La fureur d’Anne, lorsque la duchesse-reine apprit la nouvelle, atteignit son comble et elle partit chez elle en Bretagne. La colère du roi monta crescendo car autour de lui on craignit que la reine ne lève ses troupes. Anne se calma sur les conseils de son amie Michèle de Saubonne (dont la famille fut à l’origine du protestantisme en France) et rejoignit son époux.

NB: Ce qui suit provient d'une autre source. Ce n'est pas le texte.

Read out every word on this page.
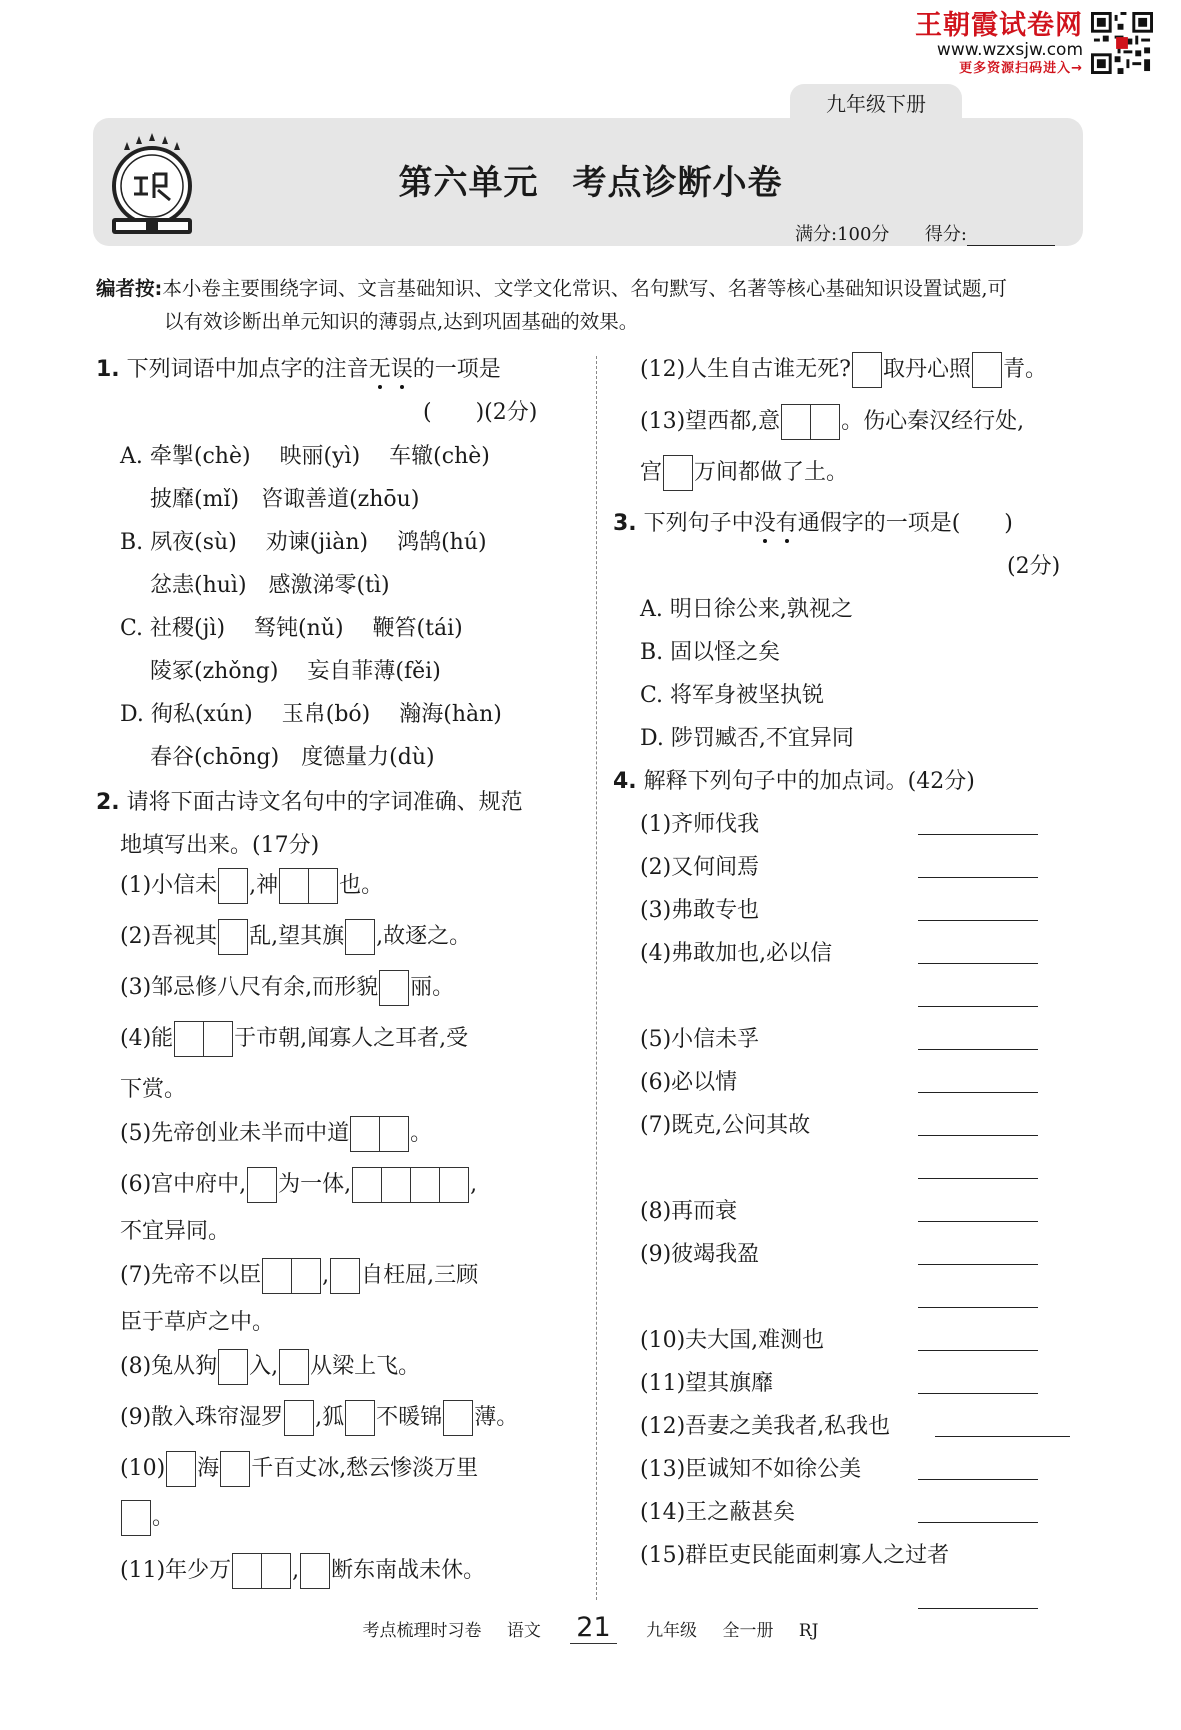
王朝霞试卷网
www.wzxsjw.com
更多资源扫码进入→
九年级下册
第六单元 考点诊断小卷
满分:100分 得分:
编者按:本小卷主要围绕字词、文言基础知识、文学文化常识、名句默写、名著等核心基础知识设置试题,可
以有效诊断出单元知识的薄弱点,达到巩固基础的效果。
1. 下列词语中加点字的注音无误的一项是
(　　)(2分)
A. 牵掣(chè)　 映丽(yì)　 车辙(chè)
披靡(mǐ)　咨诹善道(zhōu)
B. 夙夜(sù)　 劝谏(jiàn)　 鸿鹄(hú)
忿恚(huì)　感激涕零(tì)
C. 社稷(jì)　 驽钝(nǔ)　 鞭笞(tái)
陵冢(zhǒng)　 妄自菲薄(fěi)
D. 徇私(xún)　 玉帛(bó)　 瀚海(hàn)
春谷(chōng)　度德量力(dù)
2. 请将下面古诗文名句中的字词准确、规范
地填写出来。(17分)
(1)小信未 ,神	也。
(2)吾视其 乱,望其旗 ,故逐之。
(3)邹忌修八尺有余,而形貌 丽。
(4)能	于市朝,闻寡人之耳者,受
下赏。
(5)先帝创业未半而中道	。
(6)宫中府中, 为一体,	,
不宜异同。
(7)先帝不以臣	, 自枉屈,三顾
臣于草庐之中。
(8)兔从狗 入, 从梁上飞。
(9)散入珠帘湿罗 ,狐 不暖锦 薄。
(10) 海 千百丈冰,愁云惨淡万里
。
(11)年少万	, 断东南战未休。
(12)人生自古谁无死? 取丹心照 青。
(13)望西都,意	。伤心秦汉经行处,
宫 万间都做了土。
3. 下列句子中没有通假字的一项是(　　)
(2分)
A. 明日徐公来,孰视之
B. 固以怪之矣
C. 将军身被坚执锐
D. 陟罚臧否,不宜异同
4. 解释下列句子中的加点词。(42分)
(1)齐师伐我
(2)又何间焉
(3)弗敢专也
(4)弗敢加也,必以信
(5)小信未孚
(6)必以情
(7)既克,公问其故
(8)再而衰
(9)彼竭我盈
(10)夫大国,难测也
(11)望其旗靡
(12)吾妻之美我者,私我也
(13)臣诚知不如徐公美
(14)王之蔽甚矣
(15)群臣吏民能面刺寡人之过者
考点梳理时习卷 语文 21 九年级 全一册 RJ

Lors de la cérémonie des fiançailles en 1505 de Claude et de François, tous les chroniqueurs relatent qu’elle fit une tête d’enterrement. Mais elle eut sa revanche car elle réussit en 1510 à faire naître un autre enfant, une fille, Renée, qui, selon son contrat de mariage, devait hériter du duché de Bretagne. En effet, dans ce contrat, si Anne avait un second enfant, c’est lui qui allait avoir la Bretagne. Sur son lit de mort, en 1514, Anne fit promettre à son ennemie, Louise de Savoie, mère de François de Valois, de s’occuper correctement de ses enfants. Louis XII fut bien triste de la mort de sa femme et quatre mois plus tard il mariait, le 18 mai 1514, Claude à François de Valois. Le roi mit un peu de temps à accorder à son nouveau gendre, la Bretagne, car il le savait volage et très dépensier. Mais le roi avait d’autres préoccupations car il se remaria avec Marie d'Angleterre, soeur du roi Henri VIII, en octobre. Marie allait lui donner un fils, c’était certain et François n’allait pas être roi de France. Cependant Louis XII mourut trois mois plus tard sans avoir donné de fils au trône de France. Il est vrai que Claude avait eu pour mission de Louise de Savoie de faire en sorte que Marie voie le moins possible Louis XII, alors malade et François s’occupait bien de Marie. François et Claude devinrent roi et reine de France. Claude décida, par contrat, devant notaire, de donner tous ses biens à son si beau François qui la trompait publiquement. François Ier devint usufruitier de Bretagne. Quant à Renée, elle ne manqua de rien avant de connaître un mariage inégal et d’être spoliée de ses héritages. Le roi et sa mère Louise de Savoie commençaient ainsi leur politique de captation d’héritages.